Pays singulier, peu perméable aux pressions extérieures, dirigé pendant vingt-quatre ans et jusqu’à sa mort le 22 décembre 2008 par un général-paysan à la mentalité autarcique et qui a toujours su jouer avec une intelligence roublarde du peu d’estime dans lequel le tenaient ses adversaires, la Guinée est-elle condamnée à n’être riche que de ses potentialités ? La violence quotidienne en moins, beaucoup des tares congénitales du défunt régime Sékou Touré continuent d’imprégner les mentalités et de polluer le présent guinéen de leur arrière-faix.
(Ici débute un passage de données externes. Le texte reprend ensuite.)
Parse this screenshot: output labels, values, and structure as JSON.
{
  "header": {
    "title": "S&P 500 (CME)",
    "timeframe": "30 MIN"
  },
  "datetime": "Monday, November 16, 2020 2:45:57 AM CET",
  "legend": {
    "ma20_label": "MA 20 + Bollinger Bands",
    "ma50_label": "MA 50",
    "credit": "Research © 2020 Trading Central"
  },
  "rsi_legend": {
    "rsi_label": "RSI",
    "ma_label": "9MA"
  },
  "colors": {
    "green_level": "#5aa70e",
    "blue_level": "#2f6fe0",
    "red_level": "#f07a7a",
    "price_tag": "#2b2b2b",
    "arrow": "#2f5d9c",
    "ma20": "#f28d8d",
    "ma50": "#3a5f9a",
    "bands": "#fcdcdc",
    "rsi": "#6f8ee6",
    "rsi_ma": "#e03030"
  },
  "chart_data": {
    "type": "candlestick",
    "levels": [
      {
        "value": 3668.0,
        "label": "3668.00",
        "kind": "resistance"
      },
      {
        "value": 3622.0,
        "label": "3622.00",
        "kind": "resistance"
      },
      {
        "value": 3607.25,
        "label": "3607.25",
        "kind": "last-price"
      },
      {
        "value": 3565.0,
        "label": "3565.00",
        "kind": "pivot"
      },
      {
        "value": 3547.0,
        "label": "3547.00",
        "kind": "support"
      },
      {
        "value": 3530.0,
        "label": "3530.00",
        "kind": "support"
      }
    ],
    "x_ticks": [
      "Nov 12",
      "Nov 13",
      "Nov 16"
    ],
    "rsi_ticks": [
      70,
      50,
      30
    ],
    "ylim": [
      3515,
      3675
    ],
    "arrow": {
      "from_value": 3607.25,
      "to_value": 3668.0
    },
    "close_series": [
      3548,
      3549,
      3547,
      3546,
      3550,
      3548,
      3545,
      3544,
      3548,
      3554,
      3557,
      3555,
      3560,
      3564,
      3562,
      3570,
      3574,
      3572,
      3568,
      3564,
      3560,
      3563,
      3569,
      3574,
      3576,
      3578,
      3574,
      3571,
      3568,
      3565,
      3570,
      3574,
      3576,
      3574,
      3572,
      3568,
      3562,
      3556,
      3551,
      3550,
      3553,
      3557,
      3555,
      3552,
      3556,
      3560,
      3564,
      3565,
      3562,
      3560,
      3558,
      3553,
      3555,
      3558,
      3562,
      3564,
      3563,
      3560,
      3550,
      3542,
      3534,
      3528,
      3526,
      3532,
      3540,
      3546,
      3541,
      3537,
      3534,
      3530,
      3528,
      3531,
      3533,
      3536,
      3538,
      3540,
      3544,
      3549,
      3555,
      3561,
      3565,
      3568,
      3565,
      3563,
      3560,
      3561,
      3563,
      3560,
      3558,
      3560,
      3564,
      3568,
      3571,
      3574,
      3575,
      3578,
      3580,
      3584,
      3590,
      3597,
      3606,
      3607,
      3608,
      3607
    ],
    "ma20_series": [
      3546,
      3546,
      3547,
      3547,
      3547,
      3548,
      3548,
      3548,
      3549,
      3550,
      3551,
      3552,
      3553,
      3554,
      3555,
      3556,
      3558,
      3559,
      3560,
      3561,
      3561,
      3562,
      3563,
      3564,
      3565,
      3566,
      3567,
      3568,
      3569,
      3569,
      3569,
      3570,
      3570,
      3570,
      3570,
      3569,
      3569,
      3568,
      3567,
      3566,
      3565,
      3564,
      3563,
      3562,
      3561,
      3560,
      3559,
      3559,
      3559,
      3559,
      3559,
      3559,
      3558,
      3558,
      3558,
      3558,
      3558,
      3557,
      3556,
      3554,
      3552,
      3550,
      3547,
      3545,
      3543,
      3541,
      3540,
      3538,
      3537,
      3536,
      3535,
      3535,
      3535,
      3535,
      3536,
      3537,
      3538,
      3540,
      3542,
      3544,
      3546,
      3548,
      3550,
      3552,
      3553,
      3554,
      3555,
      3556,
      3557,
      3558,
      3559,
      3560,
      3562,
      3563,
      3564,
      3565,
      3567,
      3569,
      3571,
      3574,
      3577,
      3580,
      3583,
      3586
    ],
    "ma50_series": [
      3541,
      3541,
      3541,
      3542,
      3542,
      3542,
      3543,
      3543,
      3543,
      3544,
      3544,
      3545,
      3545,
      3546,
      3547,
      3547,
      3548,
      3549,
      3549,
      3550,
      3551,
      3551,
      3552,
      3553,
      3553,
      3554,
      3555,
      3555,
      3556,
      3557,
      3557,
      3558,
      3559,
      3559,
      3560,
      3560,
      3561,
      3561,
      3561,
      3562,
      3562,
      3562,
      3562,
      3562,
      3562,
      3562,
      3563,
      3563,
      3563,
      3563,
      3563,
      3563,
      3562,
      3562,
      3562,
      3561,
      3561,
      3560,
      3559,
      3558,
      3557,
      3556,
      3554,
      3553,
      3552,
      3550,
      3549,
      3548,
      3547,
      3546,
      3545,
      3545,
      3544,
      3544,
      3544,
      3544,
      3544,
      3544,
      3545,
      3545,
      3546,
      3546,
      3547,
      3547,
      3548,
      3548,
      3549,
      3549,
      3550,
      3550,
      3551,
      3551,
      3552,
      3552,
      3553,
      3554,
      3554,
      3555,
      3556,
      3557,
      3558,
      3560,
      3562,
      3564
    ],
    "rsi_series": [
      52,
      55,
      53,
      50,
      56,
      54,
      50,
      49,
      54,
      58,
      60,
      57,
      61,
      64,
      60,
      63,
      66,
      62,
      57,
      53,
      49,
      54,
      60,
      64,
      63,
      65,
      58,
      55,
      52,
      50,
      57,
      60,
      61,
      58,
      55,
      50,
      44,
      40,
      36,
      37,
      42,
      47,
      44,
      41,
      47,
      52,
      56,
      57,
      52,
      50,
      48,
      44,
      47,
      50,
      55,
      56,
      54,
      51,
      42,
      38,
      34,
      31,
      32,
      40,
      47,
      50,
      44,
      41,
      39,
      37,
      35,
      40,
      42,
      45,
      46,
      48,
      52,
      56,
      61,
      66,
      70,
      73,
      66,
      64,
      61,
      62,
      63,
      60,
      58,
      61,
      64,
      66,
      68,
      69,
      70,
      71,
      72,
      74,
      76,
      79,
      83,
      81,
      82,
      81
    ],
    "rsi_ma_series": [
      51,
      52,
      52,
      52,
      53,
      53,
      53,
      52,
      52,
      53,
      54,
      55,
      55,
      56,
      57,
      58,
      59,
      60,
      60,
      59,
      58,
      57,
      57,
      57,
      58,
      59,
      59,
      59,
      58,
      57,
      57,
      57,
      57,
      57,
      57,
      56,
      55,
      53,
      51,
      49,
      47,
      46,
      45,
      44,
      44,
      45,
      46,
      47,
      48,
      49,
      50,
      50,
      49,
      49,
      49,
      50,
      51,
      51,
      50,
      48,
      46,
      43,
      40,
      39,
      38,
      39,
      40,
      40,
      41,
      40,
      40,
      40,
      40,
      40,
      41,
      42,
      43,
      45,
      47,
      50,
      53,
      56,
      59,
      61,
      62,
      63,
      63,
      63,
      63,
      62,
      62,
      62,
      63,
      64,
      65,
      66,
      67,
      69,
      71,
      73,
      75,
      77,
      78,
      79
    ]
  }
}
L’armée a succédé au parti-État, aucun leader de l’opposition ne suscite d’adhésion transversale susceptible de transcender les clivages ethniques ou régionaux, et Lansana Conté continua jusqu’au bout de détenir seul ou presque les clés du coffre.
Régulièrement pourtant, tel ou tel Premier ministre tenta de secouer le cocotier du pouvoir, avec la bénédiction initiale d’un président que l’on savait malade, mais qui, bien vite et avec un malin plaisir, déjouait les pronostics en poussant l’imprudent vers la sortie. Tant que n’était pas résolue l’hypothèque de la succession de Lansana Conté, les calculs empoisonnés et les manœuvres politiciennes continuaient de paralyser toute perspective de développement. Qu’en sera-t-il demain, alors que le scénario redouté par la plupart des observateurs d’une nouvelle intervention « régulatrice » de l’armée augure mal d’une transition républicaine et démocratique ?
Pourtant, si la Guinée est une princesse endormie que le baiser d’un libérateur devenu dictateur a plongée, il y a cinquante ans, dans un sommeil prolongé, ce coma est fort heureusement réversible. Ce grand peuple ne manque en effet ni de cadres, ni de bras, ni de bonnes volontés pour mettre en valeur son remarquable patrimoine. Le temps est proche donc où, sans pour autant passer de la servitude à l’illusion, les Guinéens retraverseront enfin le pont de Nzérékoré.